We spent Easter with my family at my parents' house. It was so incredible to see Lily with her cousin Evie. Evie is the age Lily was when we moved to Tennessee. Wow! It is amazing to realize how much she has grown in just a few short months. I mean, in the grand scheme of things, eight months is such a tiny little blip in time-but the amount of change possible in that time is phenomenal. It makes me wonder how much I could change about myself in eight months. If Lily can go from where Evie is right now-holding her head up and smiling (sometimes!) to where she is now-crawling, eating solid food, telling exciting stories in baby babble, clearly indicating what she wants/needs-then how much could I accomplish? I'm not going to embark on some weird self-improvement kick, but there are some things that I could improve about myself.
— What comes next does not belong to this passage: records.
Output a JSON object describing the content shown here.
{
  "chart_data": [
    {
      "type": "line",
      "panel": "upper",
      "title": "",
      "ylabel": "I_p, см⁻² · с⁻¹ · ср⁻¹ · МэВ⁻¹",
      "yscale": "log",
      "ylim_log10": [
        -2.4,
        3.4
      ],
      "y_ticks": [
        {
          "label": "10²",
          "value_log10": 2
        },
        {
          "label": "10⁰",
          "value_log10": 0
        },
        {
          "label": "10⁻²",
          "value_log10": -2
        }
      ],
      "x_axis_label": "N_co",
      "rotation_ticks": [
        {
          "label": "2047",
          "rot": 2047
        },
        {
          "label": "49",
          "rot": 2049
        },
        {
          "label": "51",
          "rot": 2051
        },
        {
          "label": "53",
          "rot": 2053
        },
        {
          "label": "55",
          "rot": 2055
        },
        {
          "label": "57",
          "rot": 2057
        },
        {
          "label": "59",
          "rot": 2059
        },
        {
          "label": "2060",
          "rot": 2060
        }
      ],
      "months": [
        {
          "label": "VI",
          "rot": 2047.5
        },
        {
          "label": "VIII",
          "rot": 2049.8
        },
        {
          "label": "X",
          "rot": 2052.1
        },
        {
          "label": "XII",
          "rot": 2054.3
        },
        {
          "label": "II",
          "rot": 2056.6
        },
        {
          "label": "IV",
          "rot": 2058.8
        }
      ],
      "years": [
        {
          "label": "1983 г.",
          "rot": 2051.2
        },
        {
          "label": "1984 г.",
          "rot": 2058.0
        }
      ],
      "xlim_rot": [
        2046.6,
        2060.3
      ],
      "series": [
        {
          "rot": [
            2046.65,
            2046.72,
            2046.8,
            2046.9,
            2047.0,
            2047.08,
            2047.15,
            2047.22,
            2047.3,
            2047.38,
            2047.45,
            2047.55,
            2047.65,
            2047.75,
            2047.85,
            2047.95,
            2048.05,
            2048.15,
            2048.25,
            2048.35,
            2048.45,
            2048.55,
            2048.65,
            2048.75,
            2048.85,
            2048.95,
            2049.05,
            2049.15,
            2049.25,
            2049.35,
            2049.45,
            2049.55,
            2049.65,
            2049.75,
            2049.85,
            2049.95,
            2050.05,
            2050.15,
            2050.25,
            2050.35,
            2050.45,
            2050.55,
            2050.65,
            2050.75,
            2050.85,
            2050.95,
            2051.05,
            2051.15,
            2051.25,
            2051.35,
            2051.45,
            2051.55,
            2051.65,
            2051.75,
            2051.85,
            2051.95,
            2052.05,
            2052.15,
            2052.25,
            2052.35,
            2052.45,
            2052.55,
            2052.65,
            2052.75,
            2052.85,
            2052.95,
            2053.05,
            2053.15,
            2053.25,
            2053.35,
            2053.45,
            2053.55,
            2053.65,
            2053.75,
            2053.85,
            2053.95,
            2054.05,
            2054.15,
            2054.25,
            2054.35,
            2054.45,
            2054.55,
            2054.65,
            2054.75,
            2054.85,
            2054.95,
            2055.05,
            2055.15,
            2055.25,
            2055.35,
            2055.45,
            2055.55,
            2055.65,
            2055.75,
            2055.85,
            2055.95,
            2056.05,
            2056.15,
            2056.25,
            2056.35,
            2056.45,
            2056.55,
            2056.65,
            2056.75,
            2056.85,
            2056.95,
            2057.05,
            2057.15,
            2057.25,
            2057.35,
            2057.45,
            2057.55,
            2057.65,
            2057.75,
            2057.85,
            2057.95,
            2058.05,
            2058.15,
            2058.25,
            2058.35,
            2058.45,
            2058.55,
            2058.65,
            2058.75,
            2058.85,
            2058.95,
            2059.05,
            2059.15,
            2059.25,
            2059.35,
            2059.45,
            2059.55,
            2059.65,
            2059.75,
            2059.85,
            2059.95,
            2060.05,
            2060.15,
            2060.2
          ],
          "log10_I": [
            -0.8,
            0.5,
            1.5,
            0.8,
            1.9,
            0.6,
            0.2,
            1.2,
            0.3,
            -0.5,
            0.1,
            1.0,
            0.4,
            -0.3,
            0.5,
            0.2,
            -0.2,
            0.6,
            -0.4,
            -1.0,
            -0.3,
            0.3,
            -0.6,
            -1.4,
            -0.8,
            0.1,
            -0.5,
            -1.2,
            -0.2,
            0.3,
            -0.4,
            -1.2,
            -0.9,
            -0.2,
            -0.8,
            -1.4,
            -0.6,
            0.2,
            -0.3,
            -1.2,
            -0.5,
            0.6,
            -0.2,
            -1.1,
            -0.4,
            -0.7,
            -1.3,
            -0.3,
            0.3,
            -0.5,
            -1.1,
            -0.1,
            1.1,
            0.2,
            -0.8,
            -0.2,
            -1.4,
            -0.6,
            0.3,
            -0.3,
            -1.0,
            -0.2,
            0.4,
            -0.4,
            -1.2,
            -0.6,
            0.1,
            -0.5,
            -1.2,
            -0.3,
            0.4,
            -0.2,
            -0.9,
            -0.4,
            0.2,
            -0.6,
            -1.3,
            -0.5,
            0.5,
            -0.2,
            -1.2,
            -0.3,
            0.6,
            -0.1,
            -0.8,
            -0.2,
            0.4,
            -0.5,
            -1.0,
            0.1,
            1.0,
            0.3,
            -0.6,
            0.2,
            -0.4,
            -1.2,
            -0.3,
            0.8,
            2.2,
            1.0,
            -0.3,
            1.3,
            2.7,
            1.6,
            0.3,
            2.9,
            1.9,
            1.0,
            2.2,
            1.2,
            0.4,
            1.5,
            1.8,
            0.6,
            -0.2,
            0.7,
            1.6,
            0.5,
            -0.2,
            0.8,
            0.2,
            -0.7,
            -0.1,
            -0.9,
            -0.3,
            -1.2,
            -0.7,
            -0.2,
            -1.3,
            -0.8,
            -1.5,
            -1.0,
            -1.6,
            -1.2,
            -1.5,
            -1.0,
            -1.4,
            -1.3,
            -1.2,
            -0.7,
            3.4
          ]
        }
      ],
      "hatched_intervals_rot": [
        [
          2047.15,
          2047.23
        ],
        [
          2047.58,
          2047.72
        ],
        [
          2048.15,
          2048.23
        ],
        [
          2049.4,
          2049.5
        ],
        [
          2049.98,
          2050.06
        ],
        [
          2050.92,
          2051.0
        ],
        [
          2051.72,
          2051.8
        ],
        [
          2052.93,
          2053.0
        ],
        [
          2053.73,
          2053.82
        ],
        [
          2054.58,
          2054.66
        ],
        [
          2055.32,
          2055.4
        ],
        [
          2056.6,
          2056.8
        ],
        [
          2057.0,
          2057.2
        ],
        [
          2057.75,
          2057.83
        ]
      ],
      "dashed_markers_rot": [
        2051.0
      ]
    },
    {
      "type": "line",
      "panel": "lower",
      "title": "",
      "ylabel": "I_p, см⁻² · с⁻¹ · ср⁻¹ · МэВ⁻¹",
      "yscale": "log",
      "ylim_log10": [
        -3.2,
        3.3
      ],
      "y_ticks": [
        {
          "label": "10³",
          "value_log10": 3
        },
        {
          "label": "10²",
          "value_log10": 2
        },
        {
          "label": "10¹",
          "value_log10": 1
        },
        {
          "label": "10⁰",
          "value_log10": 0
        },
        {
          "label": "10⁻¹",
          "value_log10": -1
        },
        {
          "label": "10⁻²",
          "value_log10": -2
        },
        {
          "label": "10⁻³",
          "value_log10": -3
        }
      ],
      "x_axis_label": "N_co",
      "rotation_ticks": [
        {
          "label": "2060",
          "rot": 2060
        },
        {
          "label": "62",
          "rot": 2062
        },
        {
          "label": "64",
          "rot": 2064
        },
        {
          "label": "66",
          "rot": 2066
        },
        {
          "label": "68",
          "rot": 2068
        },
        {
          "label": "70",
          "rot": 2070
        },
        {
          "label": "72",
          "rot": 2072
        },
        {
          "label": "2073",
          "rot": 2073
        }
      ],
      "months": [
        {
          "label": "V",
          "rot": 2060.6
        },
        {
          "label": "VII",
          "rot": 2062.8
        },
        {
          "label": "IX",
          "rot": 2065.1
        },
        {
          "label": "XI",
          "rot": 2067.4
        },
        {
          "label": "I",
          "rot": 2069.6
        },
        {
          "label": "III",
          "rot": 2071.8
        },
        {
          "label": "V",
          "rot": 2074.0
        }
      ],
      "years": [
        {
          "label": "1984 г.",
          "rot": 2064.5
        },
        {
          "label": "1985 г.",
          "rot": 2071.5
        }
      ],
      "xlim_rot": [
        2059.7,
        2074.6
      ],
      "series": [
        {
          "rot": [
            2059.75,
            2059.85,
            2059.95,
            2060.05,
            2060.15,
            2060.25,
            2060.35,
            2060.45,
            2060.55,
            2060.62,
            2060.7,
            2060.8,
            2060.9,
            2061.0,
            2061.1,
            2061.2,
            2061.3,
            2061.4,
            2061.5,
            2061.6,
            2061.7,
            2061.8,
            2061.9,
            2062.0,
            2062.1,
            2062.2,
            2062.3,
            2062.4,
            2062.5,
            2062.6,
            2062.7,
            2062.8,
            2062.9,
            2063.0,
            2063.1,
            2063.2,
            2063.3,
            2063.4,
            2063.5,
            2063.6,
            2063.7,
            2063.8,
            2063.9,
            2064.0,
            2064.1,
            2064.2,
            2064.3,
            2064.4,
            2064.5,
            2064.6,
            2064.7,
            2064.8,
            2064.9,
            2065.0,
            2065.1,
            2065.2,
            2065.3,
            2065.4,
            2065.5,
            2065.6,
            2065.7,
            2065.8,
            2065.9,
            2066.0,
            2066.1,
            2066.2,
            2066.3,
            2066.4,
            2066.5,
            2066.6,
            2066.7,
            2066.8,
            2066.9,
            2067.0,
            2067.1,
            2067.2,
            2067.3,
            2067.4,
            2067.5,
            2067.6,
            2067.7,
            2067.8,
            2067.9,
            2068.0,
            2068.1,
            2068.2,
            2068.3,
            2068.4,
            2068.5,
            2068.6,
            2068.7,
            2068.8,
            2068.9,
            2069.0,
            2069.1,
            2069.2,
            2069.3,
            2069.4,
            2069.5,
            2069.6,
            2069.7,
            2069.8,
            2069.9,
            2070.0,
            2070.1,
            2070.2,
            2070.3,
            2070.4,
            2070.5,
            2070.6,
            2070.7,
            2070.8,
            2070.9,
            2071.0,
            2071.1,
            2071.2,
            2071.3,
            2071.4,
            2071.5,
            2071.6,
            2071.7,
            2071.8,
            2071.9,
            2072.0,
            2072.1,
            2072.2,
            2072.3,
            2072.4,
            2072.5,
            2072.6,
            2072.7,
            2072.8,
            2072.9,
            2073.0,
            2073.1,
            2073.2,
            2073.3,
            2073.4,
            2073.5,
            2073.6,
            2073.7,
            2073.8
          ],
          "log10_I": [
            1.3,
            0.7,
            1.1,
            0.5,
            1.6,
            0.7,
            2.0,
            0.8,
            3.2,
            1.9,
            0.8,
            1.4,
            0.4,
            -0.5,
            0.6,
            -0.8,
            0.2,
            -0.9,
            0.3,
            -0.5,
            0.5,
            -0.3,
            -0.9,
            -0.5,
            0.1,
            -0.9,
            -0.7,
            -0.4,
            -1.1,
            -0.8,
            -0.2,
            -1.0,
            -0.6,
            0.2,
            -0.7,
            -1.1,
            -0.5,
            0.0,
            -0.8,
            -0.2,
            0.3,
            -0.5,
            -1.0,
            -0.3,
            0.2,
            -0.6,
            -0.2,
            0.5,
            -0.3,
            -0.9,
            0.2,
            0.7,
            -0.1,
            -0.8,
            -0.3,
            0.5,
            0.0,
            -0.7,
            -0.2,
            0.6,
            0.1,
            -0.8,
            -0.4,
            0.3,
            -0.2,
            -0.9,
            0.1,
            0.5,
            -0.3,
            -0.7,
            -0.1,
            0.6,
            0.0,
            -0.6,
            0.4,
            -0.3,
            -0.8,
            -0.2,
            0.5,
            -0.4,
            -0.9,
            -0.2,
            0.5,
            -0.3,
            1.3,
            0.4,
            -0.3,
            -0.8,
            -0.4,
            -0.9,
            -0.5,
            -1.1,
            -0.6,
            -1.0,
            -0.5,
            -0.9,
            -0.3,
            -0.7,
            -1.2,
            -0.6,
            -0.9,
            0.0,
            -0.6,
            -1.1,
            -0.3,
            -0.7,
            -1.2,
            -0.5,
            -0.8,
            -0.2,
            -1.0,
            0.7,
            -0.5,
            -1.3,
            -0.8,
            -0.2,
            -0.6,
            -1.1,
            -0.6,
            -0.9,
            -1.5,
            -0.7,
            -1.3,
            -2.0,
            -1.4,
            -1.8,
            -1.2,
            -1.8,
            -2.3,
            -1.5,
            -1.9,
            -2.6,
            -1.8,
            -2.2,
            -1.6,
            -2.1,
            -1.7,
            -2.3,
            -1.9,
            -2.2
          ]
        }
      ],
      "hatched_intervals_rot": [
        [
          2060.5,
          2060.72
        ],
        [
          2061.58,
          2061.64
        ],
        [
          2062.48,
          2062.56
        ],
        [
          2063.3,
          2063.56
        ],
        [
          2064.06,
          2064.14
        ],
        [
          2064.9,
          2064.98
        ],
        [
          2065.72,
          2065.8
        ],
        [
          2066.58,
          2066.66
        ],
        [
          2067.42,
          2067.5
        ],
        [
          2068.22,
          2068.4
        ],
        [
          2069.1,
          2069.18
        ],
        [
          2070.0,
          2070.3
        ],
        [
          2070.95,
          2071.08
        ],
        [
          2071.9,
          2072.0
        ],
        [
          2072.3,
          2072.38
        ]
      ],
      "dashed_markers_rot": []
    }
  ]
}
I guess I'll check back when Lily is 16 months old and see how far I've come. I can already see how far she will be!

Saturday, April 15, 2006

If at first you don't succeed...

Try, try again! Lily is making a pretty concerted effort to crawl. Unfortunately, she has only succeeded in scooting backwards across the floor. This morning, however, she pushed herself backwards almost all the way to the wall and then proceeded to turn herself around in an effort to scoot back towards me. She is certainly planning out her strategy and working with her current skills.

No teeth yet...just bucketfuls of drool. In fact, Lily was laying down on her bedroom floor today and was momentarily choked by the amount of drool her mouth is producing. I could see the look of panic cross her face which quickly morphed into a tortured scream. Immediately her hands are thrust out directly towards me in a "mommy, save me!" plea.

Her dad says that she is a "mommy's girl"-he's right.

Friday, April 07, 2006

A crazy day

Today was our first brush with a tornado warning since we moved to Tennessee. Lily and I spent a good amount of time on the floor of the closet while we listened to the weatherman give updated accounts of how close the tornado was coming. I did not grab any toys before heading to our little hideout, but Lily had a leather belt of daddy's to chew on to keep her occupied.

I think that Lily is starting to get her first teeth. Part of me is excited about this new development, but the other part of me is rather wistful. I love her soft pink grin and I know I have precious little time left with it until it becomes a toothy little smile. I think the worst part about it is that I know there is very little I can do to make it painless for her. All the Orajel in the world will only do so much.

I think the teethins is what caused Lily to have a horrible time getting to sleep tonight. She could not keep her eyes open at six, so I put her in bed. About thirty minutes later, she woke up screaming and would not go back to sleep so I sat with her on the couch for awhile trying to soothe her. As much as I wanted her to go to bed, cuddling with her on the couch was so nice. I know there are times in my life that I will look back with longing on moments like those. With her feet nestled on my knees and one hand on my shoulder, Lily put her cheek on my collarbone and drifted in and out of sleep. The feel of her soft breath on my neck and her fingers lightly grasping my shirt are those little memories that will stay with me. Of course, she then spent the next ten minutes giggling and talking while I tried to bite my bottom lip to keep from laughing (that always spurs her on!) In the end, though, I know that holding my little girl and soothing her to sleep is something that I will not always be able to do. I won't always be able to hold her whole little body in my arms for ages just snuggling my nose into the side of her neck. But for now, while this seems to help those painful little pearly whites push through, I'm there.